Student Loan Collection Impacts Gen Z Hiring
The resumption of federal student loan collections on May 5, 2025, is expected to significantly impact Generation Z, especially in terms of credit scores and employment opportunities.
Currently, about 5 million borrowers are in default, with an additional 4 million in late-stage delinquency, defined as 91 to 180 days overdue. Defaulting on student loans can result in severe consequences, such as wage garnishment, loss of eligibility for income-driven repayment plans, and long-lasting damage to credit reports. These marks can make it difficult to qualify for loans, rent housing, or even secure employment.
Credit Checks a Part of Hiring Process
Employers in industries like finance, law enforcement, and government often include credit checks as part of the hiring process. While these checks do not show the applicant’s actual credit score, they do reveal key details such as payment history and outstanding debts. A poor credit history may lead employers to question a candidate’s financial responsibility, potentially affecting hiring decisions.

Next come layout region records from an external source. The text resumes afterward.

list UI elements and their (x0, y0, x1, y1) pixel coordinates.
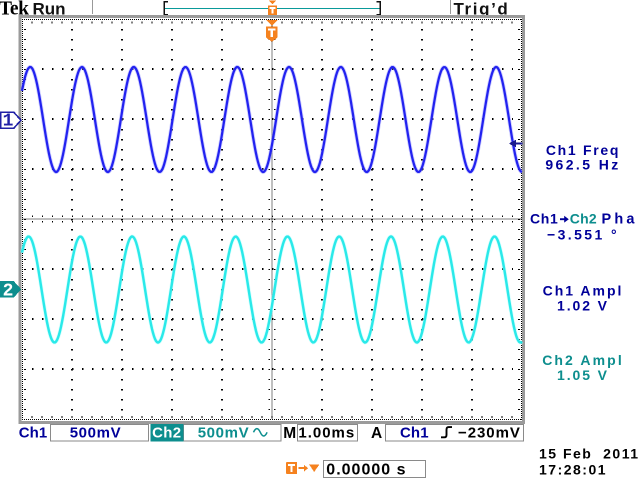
svg-text:A: A (371, 425, 382, 442)
svg-text:Run: Run (33, 0, 66, 18)
svg-text:Ch2 Ampl: Ch2 Ampl (542, 352, 624, 368)
svg-text:17:28:01: 17:28:01 (539, 462, 607, 478)
svg-text:15 Feb 2011: 15 Feb 2011 (539, 446, 640, 462)
svg-text:Ch2: Ch2 (570, 211, 597, 227)
svg-text:−230mV: −230mV (458, 425, 521, 442)
svg-text:1.00ms: 1.00ms (298, 425, 355, 442)
svg-text:Ch1: Ch1 (530, 211, 558, 227)
svg-text:962.5 Hz: 962.5 Hz (545, 157, 620, 173)
svg-text:Pha: Pha (602, 212, 638, 228)
svg-text:1.05 V: 1.05 V (557, 367, 609, 383)
svg-text:Ch1: Ch1 (19, 425, 48, 442)
svg-text:Trig’d: Trig’d (454, 0, 510, 18)
svg-text:1: 1 (3, 111, 14, 131)
svg-text:2: 2 (3, 282, 14, 302)
svg-text:1.02 V: 1.02 V (557, 298, 609, 314)
svg-text:Ch1 Freq: Ch1 Freq (546, 142, 620, 158)
svg-text:M: M (283, 425, 296, 442)
svg-text:−3.551 °: −3.551 ° (547, 227, 619, 243)
svg-text:Ch2: Ch2 (152, 425, 181, 442)
svg-text:500mV: 500mV (198, 425, 250, 442)
svg-text:500mV: 500mV (70, 425, 122, 442)
svg-text:Ch1: Ch1 (400, 425, 429, 442)
svg-text:0.00000 s: 0.00000 s (326, 461, 406, 478)
svg-text:Ch1 Ampl: Ch1 Ampl (543, 282, 624, 298)
svg-text:Tek: Tek (0, 0, 29, 20)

Student loan debt also contributes to heightened financial stress among Gen Z, which can interfere with the job search process. Surveys indicate that many Gen Z job seekers feel forced to prioritize financial necessity over career passion, sometimes accepting positions they’re less interested in due to loan pressures. This financial and psychological strain can lead to delayed employment or reduced effectiveness during job searches.
Verify Status
To navigate these challenges, Gen Z borrowers are encouraged to verify the status of their loans, explore repayment options such as income-driven plans or rehabilitation, and regularly monitor their credit reports. DOGE cuts have made it very difficult to make contact, particularly if you have applied for forebearance and have no response. Start early, be prepared to wait for hours only to be told you have the wrong department. It’s difficult.
In some cases, it may be beneficial to discuss financial circumstances with potential employers, particularly when there are clear explanations for credit difficulties. These steps can help reduce the negative impact of student loan defaults on both financial standing and career development.